Bei der Klagefrist des § 87 Abs. 1 SGG handelt es sich um eine gesetzliche Verfahrensfrist. Diese Frist hat der Kläger nach den obigen Ausführungen auch versäumt. Weitere Voraussetzung für eine Wiedereinsetzung in den vorigen Stand ist die Hinderung, die gesetzliche Verfahrensfrist einzuhalten. Es müssen demnach Gründe vorliegen, welche die Einhaltung der Frist unmöglich oder unzumutbar machen. Hinderungsgründe können sowohl äußere als auch innere Umstände sein. Äußere Umstände sind z.B. die verzögerte Beförderung durch die Post oder das Verhalten von Rechtsanwaltsangestellten; innere Umstände sind z.B. die Unkenntnis über den Fristablauf, mangelnde Sprachkenntnisse oder Krankheit (vgl. Senger, in: Schlegel/Voelzke, jurisPK-SGG, 2. Aufl., § 67 (Stand: 15.06.2022), Rn. 21). Der Beteiligte muss gemäß § 67 Abs. 1 SGG ohne Verschulden gehindert gewesen sein, eine gesetzliche Verfahrensfrist einzuhalten. Dies setzt voraus, dass der Beteiligte diejenige Sorgfalt angewendet hat, die einem gewissenhaften Prozessführenden nach den gesamten Umständen nach allgemeiner Verkehrsanschauung zuzumuten ist (vgl. Keller, in: Meyer-Ladewig/Leitherer/Keller/Schmidt, a.a.O., § 67 Rn. 3 m.w.N.).

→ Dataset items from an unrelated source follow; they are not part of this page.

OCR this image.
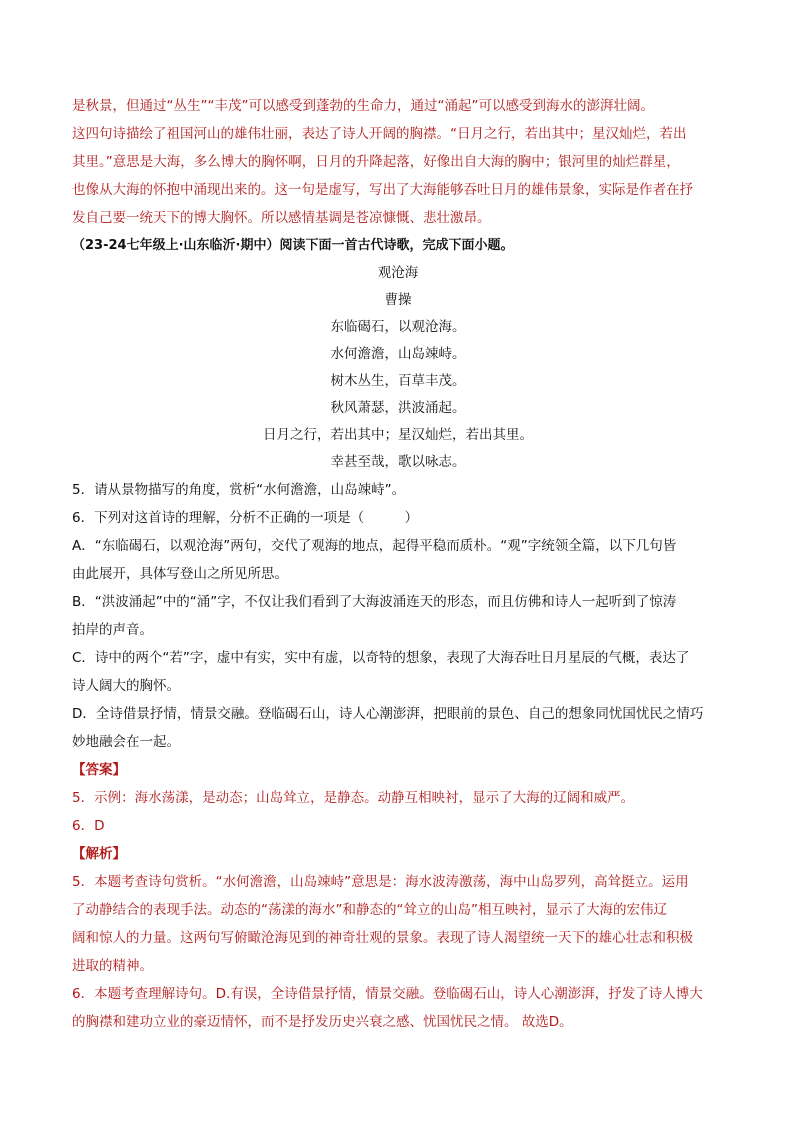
是秋景，但通过“丛生”“丰茂”可以感受到蓬勃的生命力，通过“涌起”可以感受到海水的澎湃壮阔。
这四句诗描绘了祖国河山的雄伟壮丽，表达了诗人开阔的胸襟。“日月之行，若出其中；星汉灿烂，若出
其里。”意思是大海，多么博大的胸怀啊，日月的升降起落，好像出自大海的胸中；银河里的灿烂群星，
也像从大海的怀抱中涌现出来的。这一句是虚写，写出了大海能够吞吐日月的雄伟景象，实际是作者在抒
发自己要一统天下的博大胸怀。所以感情基调是苍凉慷慨、悲壮激昂。
（23-24七年级上·山东临沂·期中）阅读下面一首古代诗歌，完成下面小题。
观沧海
曹操
东临碣石，以观沧海。
水何澹澹，山岛竦峙。
树木丛生，百草丰茂。
秋风萧瑟，洪波涌起。
日月之行，若出其中；星汉灿烂，若出其里。
幸甚至哉，歌以咏志。
5．请从景物描写的角度，赏析“水何澹澹，山岛竦峙”。
6．下列对这首诗的理解，分析不正确的一项是（　　　）
A．“东临碣石，以观沧海”两句，交代了观海的地点，起得平稳而质朴。“观”字统领全篇，以下几句皆
由此展开，具体写登山之所见所思。
B．“洪波涌起”中的“涌”字，不仅让我们看到了大海波涌连天的形态，而且仿佛和诗人一起听到了惊涛
拍岸的声音。
C．诗中的两个“若”字，虚中有实，实中有虚，以奇特的想象，表现了大海吞吐日月星辰的气概，表达了
诗人阔大的胸怀。
D．全诗借景抒情，情景交融。登临碣石山，诗人心潮澎湃，把眼前的景色、自己的想象同忧国忧民之情巧
妙地融会在一起。
【答案】
5．示例：海水荡漾，是动态；山岛耸立，是静态。动静互相映衬，显示了大海的辽阔和威严。
6．D
【解析】
5．本题考查诗句赏析。“水何澹澹，山岛竦峙”意思是：海水波涛激荡，海中山岛罗列，高耸挺立。运用
了动静结合的表现手法。动态的“荡漾的海水”和静态的“耸立的山岛”相互映衬，显示了大海的宏伟辽
阔和惊人的力量。这两句写俯瞰沧海见到的神奇壮观的景象。表现了诗人渴望统一天下的雄心壮志和积极
进取的精神。
6．本题考查理解诗句。D.有误，全诗借景抒情，情景交融。登临碣石山，诗人心潮澎湃，抒发了诗人博大
的胸襟和建功立业的豪迈情怀，而不是抒发历史兴衰之感、忧国忧民之情。 故选D。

Die Versäumnis der Frist muss bei Anwendung der gebotenen Sorgfalt durch einen gewissenhaft und sachgerecht Prozessführenden nicht vermeidbar gewesen sein (Keller, a.a.O.). Für die Vorwerfbarkeit der Fristversäumnis kommt es auf die persönlichen Verhältnisse, insbesondere den Bildungsgrad und die Rechtserfahrung an (vgl. Jung, in: Roos/Wahrendorf, a.a.O., § 67 Rn. 12 m.w.N.). Ein Rechtsirrtum oder fehlende Rechtskenntnisse sind grundsätzlich nicht unverschuldet. Maßgeblich ist, ob der Beteiligte den Irrtum auch bei Anwendung der gebotenen subjektiven Sorgfalt vermeiden konnte. Ein juristisch ungebildeter Beteiligter muss die Rechtsmittelbelehrung beachten und sich juristischen Rat einholen (Keller, a.a.O., § 67 Rn. 8a). Ein Rechtsirrtum ist dagegen dann unverschuldet, wenn er vom Gericht oder einer Behörde verursacht wurde (Senger, a.a.O., § 67 Rn. 57).

Der Kläger hat schon nicht vorgetragen, dass die Fristversäumung auf gesundheitlichen Gründen oder ähnlichem beruhte. Da der Kläger innerhalb der Monatsfrist nach Zugang des Widerspruchsbescheides in regelmäßigem Kontakt mit dem Beklagten stand (vgl. Schreiben vom 23.07.2019, 01.08.2019, 05.08.2019 und 15.08.2019), sind solche Hinderungsgründe auch für das Gericht nicht ersichtlich. Der Kläger unterlag vielmehr einem Rechtsirrtum. Er ist davon ausgegangen, mit seinen weiteren Schreiben eine Klärung der Angelegenheit mit dem Beklagten herbeiführen zu können. So hat er nach Ablauf der von ihm gesetzten Fristen auch konstatiert, dass die Angelegenheit erledigt sei. Der Beklagte hat diesen Irrtum allerdings nicht verursacht, auch die fehlende Reaktion auf die vom Kläger gesetzten Fristen haben nicht den Anschein erweckt, dass der Beklagte mit der vom Kläger gezogenen Schlussfolgerung, dass ein Nichtstun zur Erledigung der Angelegenheit führen werde, einverstanden war. Der Beklagte war nach Abschluss des Widerspruchsverfahrens nicht mehr verpflichtet, dem Kläger auf seine (teils wirren) Ausführungen zu antworten. Der Beklagte hat den Kläger vielmehr im Widerspruchsbescheid über den gegebenen Rechtbehelf, die Klageerhebung, ordnungsgemäß belehrt (vgl. § 66 SGG). Nimmt der Kläger diese Rechtsbehelfsbelehrung nicht zur Kenntnis bzw. beachtet er diese nicht, handelt er sorgfaltswidrig. Die Nichteinlegung des Rechtsmittels ist dann nicht mehr unverschuldet. 

2.

Die Kostenentscheidung folgt aus §§ 183, 193 SGG.

3.

Die Revision ist nicht zuzulassen, weil Gründe hierfür nicht ersichtlich sind.